This is a a typical code to estimate pi (3.14...) value using Monte Carlo method. So I have trouble with the number of iterations of the do-while loop. Until the number of iterations less than or equal to 10000000, the approximate value of pi is correct, but when the number of iterations are more than that, the value of pi is wrong. These are the outputs for two different number of iterations.
Output 1. (for 10000000 iterations)
Approximate value of pi is 3.14104080
Number of points in circle 7852602.00
Number of points in square 10000000.0
Output 2. (for 100000000 iterations)
Approximate value of pi is 4.00000000
Number of points in circle 16777216.0
Number of points in square 16777216.0
Fortran Code:
program estimate_pi
implicit none
real :: length, r, rand_x, rand_y, radius, area_square, square_points, circle_points, origin_dist, approx_pi
integer :: i, iterations
! length of side of a square
length = 1
! radius of the circle
radius = length/2
! area of the square considered
area_square = length * length
square_points = 0
circle_points = 0
! number of iterations
iterations = 10000000
i = 0
do while (i < iterations)
! generate random x and y values
call random_number(r)
rand_x = - length/2 + length * r
call random_number(r)
rand_y = - length/2 + length * r
! calculate the distance of the point from the origin
origin_dist = rand_x * rand_x + rand_y * rand_y
! check whether the point is within the circle
if (origin_dist <= radius * radius) then
circle_points = circle_points + 1
end if
! total number of points generated
square_points = square_points + 1
! approximate value of pi
approx_pi = 4 * (circle_points/square_points)
! increase the counter by +1
i = i + 1
end do
print*, 'Approximate value of pi is', approx_pi
print*, 'Number of points in circle', circle_points
print*, 'Number of points in square', square_points
end program estimate_pi
A hint - which power of 2 is 16777216? How does that compare to the number of fraction bits in a single-precision real?
The answer is that they're the same - 24. Once you get to 16777216.0 adding 1 to it does not change the value as that's the largest integer that can be represented adding 1 in IEEE single precision.

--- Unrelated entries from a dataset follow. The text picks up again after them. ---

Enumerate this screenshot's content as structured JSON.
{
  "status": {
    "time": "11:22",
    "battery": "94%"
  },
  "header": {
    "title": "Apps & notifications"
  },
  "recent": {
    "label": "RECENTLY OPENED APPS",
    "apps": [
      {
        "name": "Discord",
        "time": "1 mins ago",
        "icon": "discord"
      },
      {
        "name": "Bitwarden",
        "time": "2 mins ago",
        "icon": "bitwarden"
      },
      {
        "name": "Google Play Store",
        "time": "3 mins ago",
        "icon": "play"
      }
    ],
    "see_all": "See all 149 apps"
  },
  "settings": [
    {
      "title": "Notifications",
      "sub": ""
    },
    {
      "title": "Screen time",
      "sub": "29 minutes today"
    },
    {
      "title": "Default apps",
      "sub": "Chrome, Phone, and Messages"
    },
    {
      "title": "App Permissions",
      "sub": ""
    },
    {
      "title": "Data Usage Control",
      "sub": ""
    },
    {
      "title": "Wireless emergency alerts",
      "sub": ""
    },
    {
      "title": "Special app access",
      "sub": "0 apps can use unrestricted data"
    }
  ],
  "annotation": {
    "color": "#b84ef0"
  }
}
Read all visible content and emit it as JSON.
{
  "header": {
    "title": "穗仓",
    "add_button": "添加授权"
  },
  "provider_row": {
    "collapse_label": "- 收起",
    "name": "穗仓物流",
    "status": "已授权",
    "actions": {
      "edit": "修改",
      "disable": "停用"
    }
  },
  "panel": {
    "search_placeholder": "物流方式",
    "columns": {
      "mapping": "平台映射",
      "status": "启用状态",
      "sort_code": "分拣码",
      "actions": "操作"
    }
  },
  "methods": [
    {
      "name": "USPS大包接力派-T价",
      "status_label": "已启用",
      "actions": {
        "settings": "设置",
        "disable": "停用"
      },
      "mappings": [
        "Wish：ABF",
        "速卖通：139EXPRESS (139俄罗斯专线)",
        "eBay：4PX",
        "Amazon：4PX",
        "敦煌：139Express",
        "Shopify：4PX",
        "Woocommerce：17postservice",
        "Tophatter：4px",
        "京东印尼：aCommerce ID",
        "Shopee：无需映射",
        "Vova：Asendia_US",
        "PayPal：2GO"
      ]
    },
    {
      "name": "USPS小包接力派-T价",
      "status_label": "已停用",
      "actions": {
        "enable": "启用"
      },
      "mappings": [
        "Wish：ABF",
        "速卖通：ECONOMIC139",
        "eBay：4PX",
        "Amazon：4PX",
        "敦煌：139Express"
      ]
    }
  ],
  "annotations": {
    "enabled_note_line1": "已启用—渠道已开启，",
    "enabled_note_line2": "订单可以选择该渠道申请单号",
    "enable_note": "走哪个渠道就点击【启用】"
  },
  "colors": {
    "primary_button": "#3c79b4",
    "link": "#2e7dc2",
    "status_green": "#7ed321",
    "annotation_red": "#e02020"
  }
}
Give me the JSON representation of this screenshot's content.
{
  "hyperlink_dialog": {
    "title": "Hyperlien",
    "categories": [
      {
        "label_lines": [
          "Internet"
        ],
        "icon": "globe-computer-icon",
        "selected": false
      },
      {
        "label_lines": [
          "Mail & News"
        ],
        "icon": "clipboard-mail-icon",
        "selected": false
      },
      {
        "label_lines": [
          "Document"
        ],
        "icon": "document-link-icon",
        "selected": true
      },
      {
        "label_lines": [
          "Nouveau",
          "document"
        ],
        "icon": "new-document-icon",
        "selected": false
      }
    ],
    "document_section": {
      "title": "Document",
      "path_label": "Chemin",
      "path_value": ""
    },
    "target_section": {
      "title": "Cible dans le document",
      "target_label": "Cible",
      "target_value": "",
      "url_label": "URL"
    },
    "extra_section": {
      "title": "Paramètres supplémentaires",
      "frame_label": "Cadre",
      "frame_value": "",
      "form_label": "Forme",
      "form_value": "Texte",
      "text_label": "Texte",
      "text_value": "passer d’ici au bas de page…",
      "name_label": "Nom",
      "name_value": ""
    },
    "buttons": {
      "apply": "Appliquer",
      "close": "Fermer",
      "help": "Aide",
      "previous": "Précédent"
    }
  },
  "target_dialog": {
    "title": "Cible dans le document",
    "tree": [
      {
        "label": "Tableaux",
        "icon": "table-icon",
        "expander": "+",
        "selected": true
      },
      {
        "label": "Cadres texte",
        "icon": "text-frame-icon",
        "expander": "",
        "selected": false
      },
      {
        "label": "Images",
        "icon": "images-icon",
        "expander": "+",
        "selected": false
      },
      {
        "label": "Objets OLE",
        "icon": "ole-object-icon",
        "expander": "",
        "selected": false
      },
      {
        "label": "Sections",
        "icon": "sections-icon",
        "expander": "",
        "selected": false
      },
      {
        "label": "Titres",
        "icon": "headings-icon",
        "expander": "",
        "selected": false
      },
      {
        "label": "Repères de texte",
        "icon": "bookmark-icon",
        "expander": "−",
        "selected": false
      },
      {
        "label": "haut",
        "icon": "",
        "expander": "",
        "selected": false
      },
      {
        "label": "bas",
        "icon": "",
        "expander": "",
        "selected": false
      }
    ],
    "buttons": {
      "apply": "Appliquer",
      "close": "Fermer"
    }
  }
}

The solution is to use double precision for your accumulations. You may want to also use double precision for your random number, since, for the same reason, there's an upper limit to how many different values can be returned in single precision.
Edit: I feel the need to expand on my answer. An IEEE single indeed has 24 bits of fraction, but the representation is chosen such that the most significant fraction bit is always 1, so it is implied or "hidden" and 23 bits are in the binary fraction field.
16777216 is indeed the largest integer with an epsilon (distance between representable values) of 1 in IEEE single (hex 4B800000) - the next larger representable integer is 16777218 (hex 4B800001). When you add 1 to 16777216 to get 16777217, that isn't representable and the rules call for "round to even", hence one gets 16777216 again.